Philippe Govart, l’intrigue de Bondues sans confession se déroule à Lille pendant la Présidentielle de 2007. Vous n’êtes pas tendre avec le monde politique. Pourquoi ?

« Non, je m’en suis servi de toile de fond pour stigmatiser toutes les promesses qui sont faites lors des élections présidentielles. Ça s’apparente un peu à ce qu’on peut vivre dans un couple, où on fait prévaloir toutes sortes d’éléments qui s’avèrent un peu différents par la suite. C’est le parallèle que je souhaitais. »


L’éditeur vous définit comme « un observateur amusé de la vie politique nordiste »...

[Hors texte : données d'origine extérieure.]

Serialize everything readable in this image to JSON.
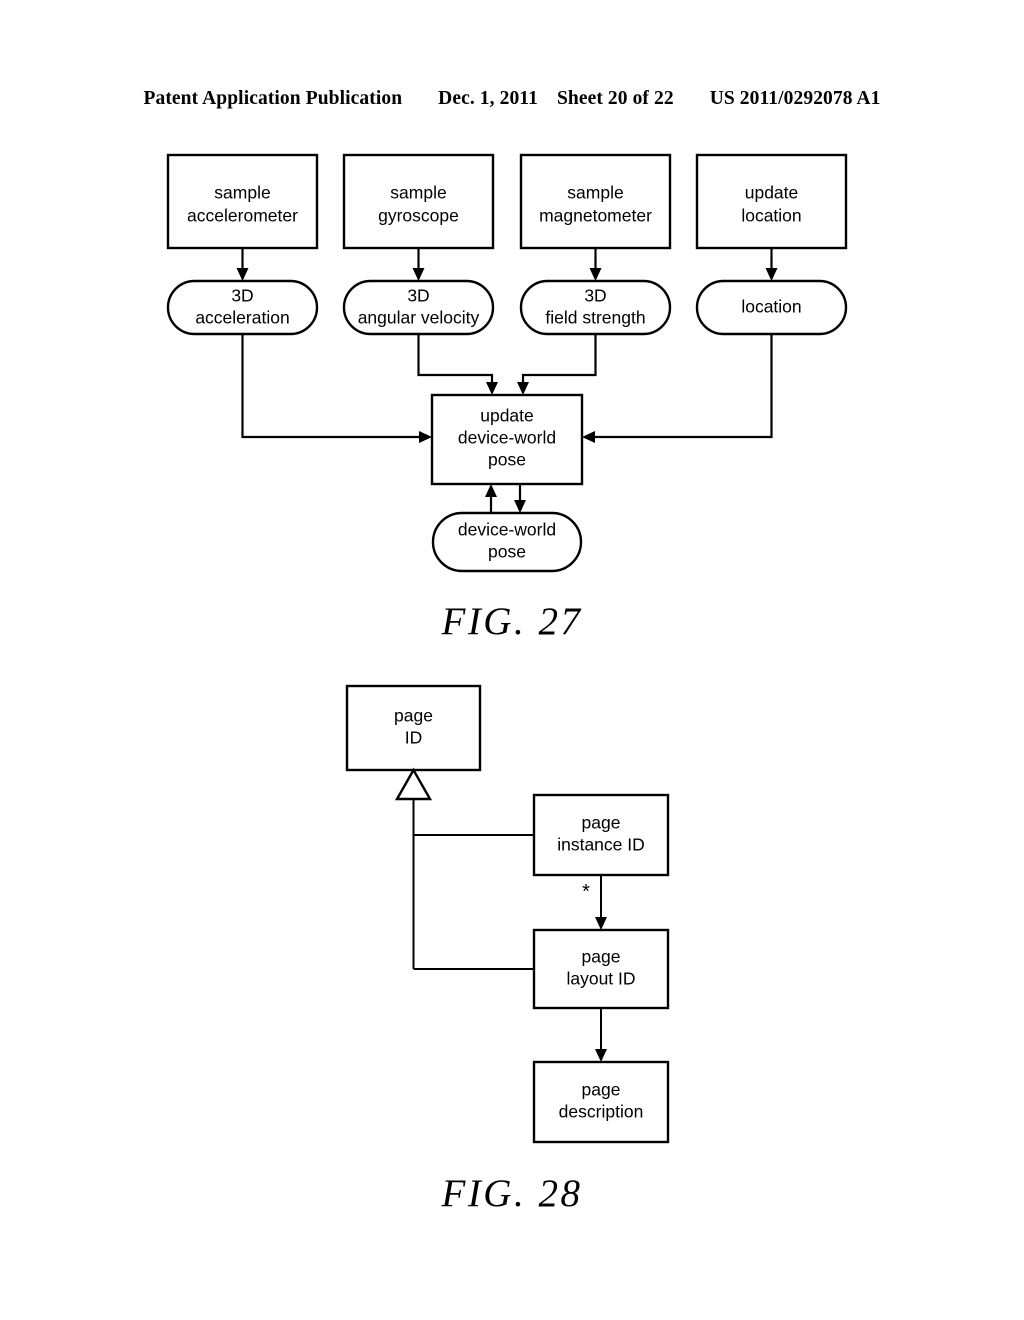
{
  "header": {
    "publication": "Patent Application Publication",
    "date": "Dec. 1, 2011",
    "sheet": "Sheet 20 of 22",
    "patent_number": "US 2011/0292078 A1"
  },
  "figures": [
    {
      "id": "fig-27",
      "caption": "FIG. 27",
      "type": "dataflow-diagram",
      "nodes": [
        {
          "id": "sample-accelerometer",
          "shape": "rect",
          "lines": [
            "sample",
            "accelerometer"
          ]
        },
        {
          "id": "sample-gyroscope",
          "shape": "rect",
          "lines": [
            "sample",
            "gyroscope"
          ]
        },
        {
          "id": "sample-magnetometer",
          "shape": "rect",
          "lines": [
            "sample",
            "magnetometer"
          ]
        },
        {
          "id": "update-location",
          "shape": "rect",
          "lines": [
            "update",
            "location"
          ]
        },
        {
          "id": "3d-acceleration",
          "shape": "round",
          "lines": [
            "3D",
            "acceleration"
          ]
        },
        {
          "id": "3d-angular-velocity",
          "shape": "round",
          "lines": [
            "3D",
            "angular velocity"
          ]
        },
        {
          "id": "3d-field-strength",
          "shape": "round",
          "lines": [
            "3D",
            "field strength"
          ]
        },
        {
          "id": "location",
          "shape": "round",
          "lines": [
            "location"
          ]
        },
        {
          "id": "update-device-world-pose",
          "shape": "rect",
          "lines": [
            "update",
            "device-world",
            "pose"
          ]
        },
        {
          "id": "device-world-pose",
          "shape": "round",
          "lines": [
            "device-world",
            "pose"
          ]
        }
      ],
      "edges": [
        {
          "from": "sample-accelerometer",
          "to": "3d-acceleration",
          "arrow": "single"
        },
        {
          "from": "sample-gyroscope",
          "to": "3d-angular-velocity",
          "arrow": "single"
        },
        {
          "from": "sample-magnetometer",
          "to": "3d-field-strength",
          "arrow": "single"
        },
        {
          "from": "update-location",
          "to": "location",
          "arrow": "single"
        },
        {
          "from": "3d-acceleration",
          "to": "update-device-world-pose",
          "arrow": "single"
        },
        {
          "from": "3d-angular-velocity",
          "to": "update-device-world-pose",
          "arrow": "single"
        },
        {
          "from": "3d-field-strength",
          "to": "update-device-world-pose",
          "arrow": "single"
        },
        {
          "from": "location",
          "to": "update-device-world-pose",
          "arrow": "single"
        },
        {
          "from": "update-device-world-pose",
          "to": "device-world-pose",
          "arrow": "single"
        },
        {
          "from": "device-world-pose",
          "to": "update-device-world-pose",
          "arrow": "single"
        }
      ]
    },
    {
      "id": "fig-28",
      "caption": "FIG. 28",
      "type": "class-diagram",
      "nodes": [
        {
          "id": "page-id",
          "shape": "rect",
          "lines": [
            "page",
            "ID"
          ]
        },
        {
          "id": "page-instance-id",
          "shape": "rect",
          "lines": [
            "page",
            "instance ID"
          ]
        },
        {
          "id": "page-layout-id",
          "shape": "rect",
          "lines": [
            "page",
            "layout ID"
          ]
        },
        {
          "id": "page-description",
          "shape": "rect",
          "lines": [
            "page",
            "description"
          ]
        }
      ],
      "edges": [
        {
          "from": "page-instance-id",
          "to": "page-id",
          "arrow": "generalization"
        },
        {
          "from": "page-layout-id",
          "to": "page-id",
          "arrow": "generalization"
        },
        {
          "from": "page-instance-id",
          "to": "page-layout-id",
          "arrow": "single",
          "label": "*"
        },
        {
          "from": "page-layout-id",
          "to": "page-description",
          "arrow": "single"
        }
      ],
      "multiplicity_labels": [
        "*"
      ]
    }
  ],
  "colors": {
    "ink": "#000000",
    "paper": "#ffffff"
  }
}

« Oui, tout à fait. La vie politique en générale, lilloise, a fortiori. C’est certain. J’ai eu 48 ans il n’y a pas longtemps et je constate énormément de choses, de dérives. Beaucoup d’élus sont extrêmement sérieux, mais ce n’est pas forcément le cas de l’ensemble de la population politique. »


En amour comme en politique, il y a des engagements qui ne sont pas tenus. Auloniade, la femme qui est le déclencheur de cette histoire sanglante, en fait l’amère expérience...

« Oui, c’est clair. Elle est trop pure, peut-être trop généreuse aussi. Systématiquement, elle se fait avoir par les personnes à qui elle donne sa confiance. »


Rainer Cloos, le (anti-)héros qui a été son compagnon, se définit comme un « chrétien désenchanté ». À travers lui, voulez-vous dire que vous avez perdu toutes illusions sur les gens?

« Je ne m’imagine pas dans un personnage. La plupart du temps quand on écrit un roman policier, il faut bien construire un plan avec des personnages qui s’inscrivent dans la logique de l’intrigue. Je n’ai pas voulu donner de message de cet ordre. Le vrai message a trait plus à la jalousie et au fait que c’est un sentiment ridicule. »


Pourtant, sur la couverture, on lit « polar nihiliste ». Il y a encore de l’espoir, alors ?

« La maison d’édition a mis ça, mais le personnage central (Rainer cloos) qui n’est pas un garçon très sympathique et qui se fait manipuler comme une bonne courge du début jusqu’à la fin, ben... trouve la rédemption. C’est intéressant d’en arriver là. À travers toutes les conneries qu’il a pu faire, il frôle la mort, il est seul, il arrive à revivre... »


Recueilli par Sébastien Arnold

Interview publiée dans Croix du Nord le 06/08/2010

> Aux éditions Ravet-Anceau, 11 euros.